Several weeks ago, EVA Air executives revealed plans to launch flights to a new destination in North America, which will be the carrier’s longest flight to date. I’d like to provide an update, as this new route is now bookable, so we know exactly when it will launch, and what the schedule will be like.
In this post:
EVA Air will start flying to Washington Dulles with 787s
As of June 26, 2026, EVA Air intends to launch a new 4x weekly route between Taipei (TPE) and Washington Dulles (IAD). The flight will operate with the following schedule:
BR4 Taipei to Washington departing 7:30PM arriving 10:30PM
BR3 Washington to Taipei departing 1:50AM arriving 5:45AM (+1 day)
The flight to the United States is blocked at 15hr, and will operate on Mondays, Wednesdays, Fridays, and Saturdays, and while the flight to Taiwan is blocked at 15hr55min, and will operate on Tuesdays, Thursdays, Saturdays, and Sundays.
EVA Air will use a three-cabin Boeing 787-9 for the route, featuring 278 seats. This includes 26 business class seats, 28 premium economy seats, and 224 economy class seats.
At 7,864 miles, this will be among EVA Air’s longest flights. Technically, Houston (IAH) is EVA Air’s furthest destination, at 7,939 miles. However, the Washington Dulles flight is scheduled to take longer, given that this route is more impacted by the closure of Russian airspace.

Personally I’m a huge fan of EVA Air’s business class, and rank it among the best in the world. While the hard product isn’t that great, EVA Air’s soft product is phenomenal, from the food, to the drinks, to the amenities, to the service.

How Washington Dulles fits into EVA Air’s route network
Washington Dulles will be EVA Air’s 10th destination in North America, complementing service to Chicago (ORD), Dallas (DFW), Houston (IAH), Los Angeles (LAX), New York (JFK), San Francisco (SFO), Seattle (SEA), Toronto (YYZ), and Vancouver (YVR).
So, what’s EVA Air’s motive for flying to Washington Dulles? According to the airline:
- Washington has a lot of business demand in political, military, financial, and technological sectors, which should help with filling the flight
- Transit passengers from other destinations in Asia and beyond account for around 60% of EVA Air’s passengers on North America flights, and the Washington Dulles flight is expected to have a similar passenger mix
- Washington Dulles is a United Airlines hub, and both airlines are in Star Alliance, enabling connectivity within the United States and beyond
- There are currently 320,000 Asian residents in the Washington DC area, of which 14,000 are Taiwanese (14,000 isn’t exactly a high number for launching a long haul route, but…)
I think another thing to keep in mind is that Taiwanese aviation is incredibly competitive, because in addition to EVA Air, you have China Airlines and Starlux Airlines.

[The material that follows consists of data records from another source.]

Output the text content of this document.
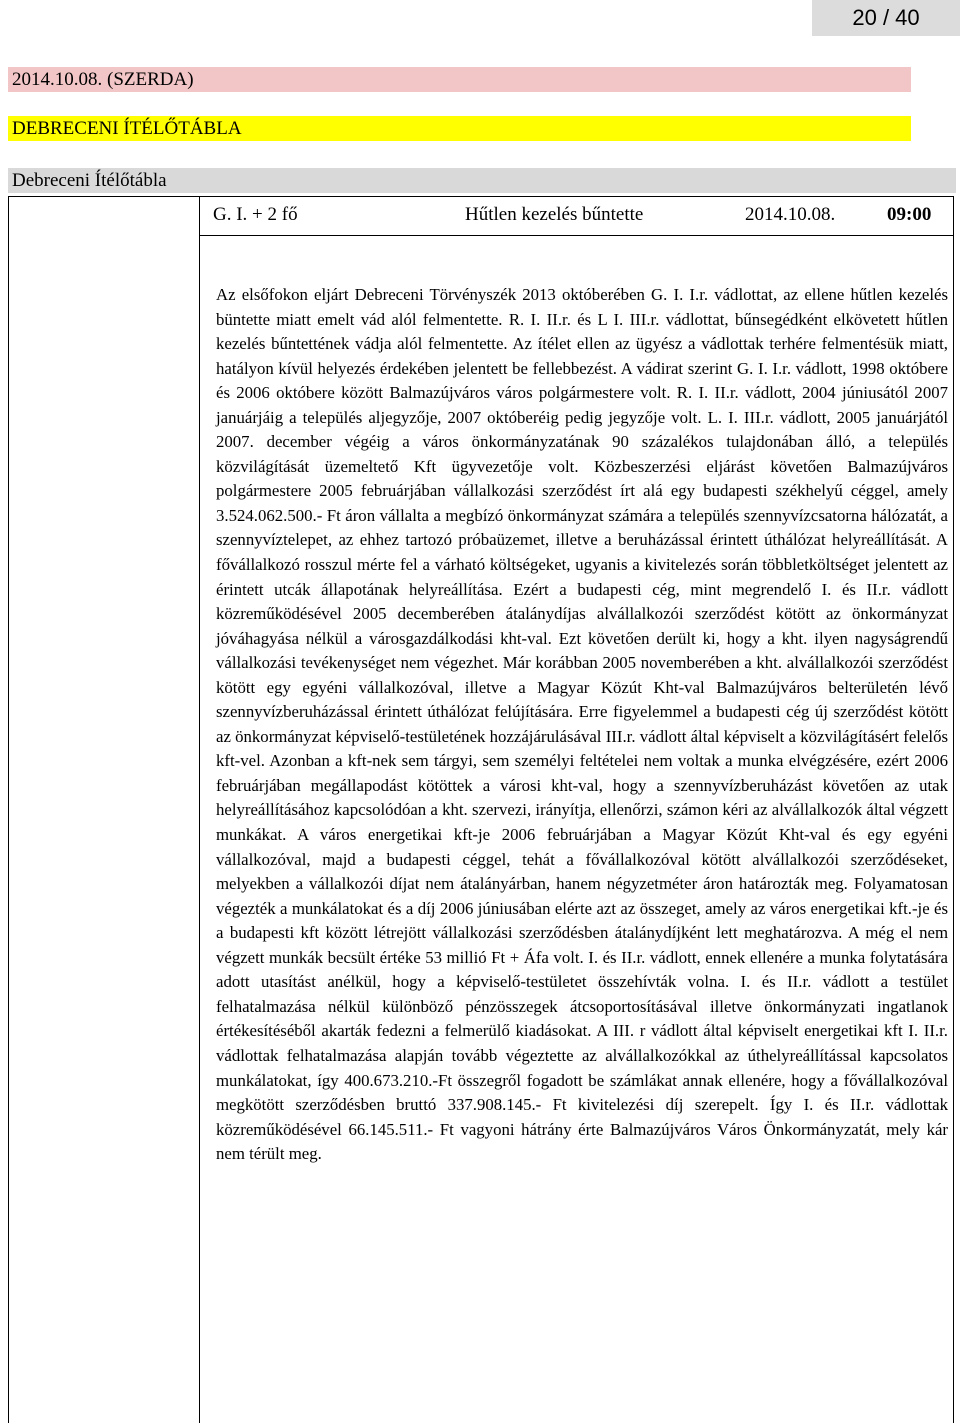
20 / 40
2014.10.08. (SZERDA)
DEBRECENI ÍTÉLŐTÁBLA
Debreceni Ítélőtábla
G. I. + 2 fő	Hűtlen kezelés bűntette	2014.10.08.	09:00

Az elsőfokon eljárt Debreceni Törvényszék 2013 októberében G. I. I.r. vádlottat, az ellene hűtlen kezelés büntette miatt emelt vád alól felmentette. R. I. II.r. és L I. III.r. vádlottat, bűnsegédként elkövetett hűtlen kezelés bűntettének vádja alól felmentette. Az ítélet ellen az ügyész a vádlottak terhére felmentésük miatt, hatályon kívül helyezés érdekében jelentett be fellebbezést. A vádirat szerint G. I. I.r. vádlott, 1998 októbere és 2006 októbere között Balmazújváros város polgármestere volt. R. I. II.r. vádlott, 2004 júniusától 2007 januárjáig a település aljegyzője, 2007 októberéig pedig jegyzője volt. L. I. III.r. vádlott, 2005 januárjától 2007. december végéig a város önkormányzatának 90 százalékos tulajdonában álló, a település közvilágítását üzemeltető Kft ügyvezetője volt. Közbeszerzési eljárást követően Balmazújváros polgármestere 2005 februárjában vállalkozási szerződést írt alá egy budapesti székhelyű céggel, amely 3.524.062.500.- Ft áron vállalta a megbízó önkormányzat számára a település szennyvízcsatorna hálózatát, a szennyvíztelepet, az ehhez tartozó próbaüzemet, illetve a beruházással érintett úthálózat helyreállítását. A fővállalkozó rosszul mérte fel a várható költségeket, ugyanis a kivitelezés során többletköltséget jelentett az érintett utcák állapotának helyreállítása. Ezért a budapesti cég, mint megrendelő I. és II.r. vádlott közreműködésével 2005 decemberében átalánydíjas alvállalkozói szerződést kötött az önkormányzat jóváhagyása nélkül a városgazdálkodási kht-val. Ezt követően derült ki, hogy a kht. ilyen nagyságrendű vállalkozási tevékenységet nem végezhet. Már korábban 2005 novemberében a kht. alvállalkozói szerződést kötött egy egyéni vállalkozóval, illetve a Magyar Közút Kht-val Balmazújváros belterületén lévő szennyvízberuházással érintett úthálózat felújítására. Erre figyelemmel a budapesti cég új szerződést kötött az önkormányzat képviselő-testületének hozzájárulásával III.r. vádlott által képviselt a közvilágításért felelős kft-vel. Azonban a kft-nek sem tárgyi, sem személyi feltételei nem voltak a munka elvégzésére, ezért 2006 februárjában megállapodást kötöttek a városi kht-val, hogy a szennyvízberuházást követően az utak helyreállításához kapcsolódóan a kht. szervezi, irányítja, ellenőrzi, számon kéri az alvállalkozók által végzett munkákat. A város energetikai kft-je 2006 februárjában a Magyar Közút Kht-val és egy egyéni vállalkozóval, majd a budapesti céggel, tehát a fővállalkozóval kötött alvállalkozói szerződéseket, melyekben a vállalkozói díjat nem átalányárban, hanem négyzetméter áron határozták meg. Folyamatosan végezték a munkálatokat és a díj 2006 júniusában elérte azt az összeget, amely az város energetikai kft.-je és a budapesti kft között létrejött vállalkozási szerződésben átalánydíjként lett meghatározva. A még el nem végzett munkák becsült értéke 53 millió Ft + Áfa volt. I. és II.r. vádlott, ennek ellenére a munka folytatására adott utasítást anélkül, hogy a képviselő-testületet összehívták volna. I. és II.r. vádlott a testület felhatalmazása nélkül különböző pénzösszegek átcsoportosításával illetve önkormányzati ingatlanok értékesítéséből akarták fedezni a felmerülő kiadásokat. A III. r vádlott által képviselt energetikai kft I. II.r. vádlottak felhatalmazása alapján tovább végeztette az alvállalkozókkal az úthelyreállítással kapcsolatos munkálatokat, így 400.673.210.-Ft összegről fogadott be számlákat annak ellenére, hogy a fővállalkozóval megkötött szerződésben bruttó 337.908.145.- Ft kivitelezési díj szerepelt. Így I. és II.r. vádlottak közreműködésével 66.145.511.- Ft vagyoni hátrány érte Balmazújváros Város Önkormányzatát, mely kár nem térült meg.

So there’s a competitive desire to launch routes before other Taiwanese airlines, and I imagine that’s also at play here. EVA Air is best positioned for Washington flights, given its Star Alliance membership.

Bottom line
As of June 2026, EVA Air intends to launch a new 4x weekly flight between Taipei and Washington Dulles with a 787, and the flight is now on sale. This will be EVA Air’s 10th destination in North America, and on top of that, EVA Air will be the first Taiwanese airline to fly to Washington Dulles.
What do you make of EVA Air launching Washington Dulles flights?
“Technically, Houston (IAH) is EVA Air’s furthest destination, at 7,939 miles. However, the Washington Dulles flight is scheduled to take longer.”
No, it’s not. IAH-TPE is blocked at over 16 hours. What an incredibly strange fact to get wrong.
Interestingly enough, it's easier to find EVA US connections ticketed on interline agreement with AS, rather than on United...
2am departure from IAD? Just about all the airport services are closed then. No lounges open, and they use the upstairs TSA precheck security line for all passengers. There's a bank of flights then primarily to El Salvador (often 5 departing in a 2-hour span) but that's it. Was TPE out of landing slots at a better time? IAD has plenty so the flight could have departed at 10am-noon like many other flights to Asia.
Oh wait a darn minute... the flight departs the DMV at 2AM... Hell to da no!
No award space in business I imagine?
Who knows… I was looking for a ticket to TPE recently and there were a few days when EVA had last-minute availablity ORD-TPE in J via Mileage Plus. IAD may also have lower loads, at least initially…
Wonderful! More options for me to get to Asia rather than having to connect out of JFK or ORD. Hope the J pricing is competitive.
YAY FOR EVA ENTERING THE THE DC MARKET!
The times seem a bit off, though. I was just reading an article that was saying that it seems that one of the best ways to fight jetlag is arriving in the morning, so maybe this is good for the ex-IAD flights, but for the flights ex-TPE the arrival time at IAD could be suboptimal.
Interesting IAD-TPE is “only” 15h55 given EVA’s JFK-TPE is 17h15 so whole 80 minutes longer!
I can’t imagine there’s a single US connection here that isn’t better served through another US EVA destination or via Tokyo…
effectively zero connecting options in IAD on arrival from TPE and most layovers unlikely to be short in IAD heading back to TPE/Asia with that 2am departure time. they're clearly banking on Star Alliance loyalty in DC.
They don't need connections. A metro area if 5+ million people, with tons of people with ethnic and cultural ties to Southeast Asia, will have no problem filling this flight.
"They don't need connections."
Famous last words.
You're acting like they have the market to themselves, versus United/ANA (who are not going to be keen to leak passengers, despite Star Alliance), Air China, Turkish, and the 3 major Middle Eastern connection carriers; all of who've lately been emphasizing their connections to southeast Asia.
The more accurate term is they don't need US-side connections. Their TPE hub is their source of connections. They operate a massive connecting hub out of TPE, which is how they get dual feed from both ends.
I live in DC. No connection required, thank you. Just wished the flight's scheduled arrival time was earlier though.
That's roughly an hour or more to get home by train.
Dc area has a TON of Vietnamese people. This is also a great way to get to Vietnam
I said the same thing initially. You have tons of Vietnamese in the DMV along with a sprinkling of Filipino, Cambodian, etc.
Then expect to have at least 20 wheelchair passengers when boarding.
Someone sounds very jealous
@Jason - good old Eden Center in Falls Church!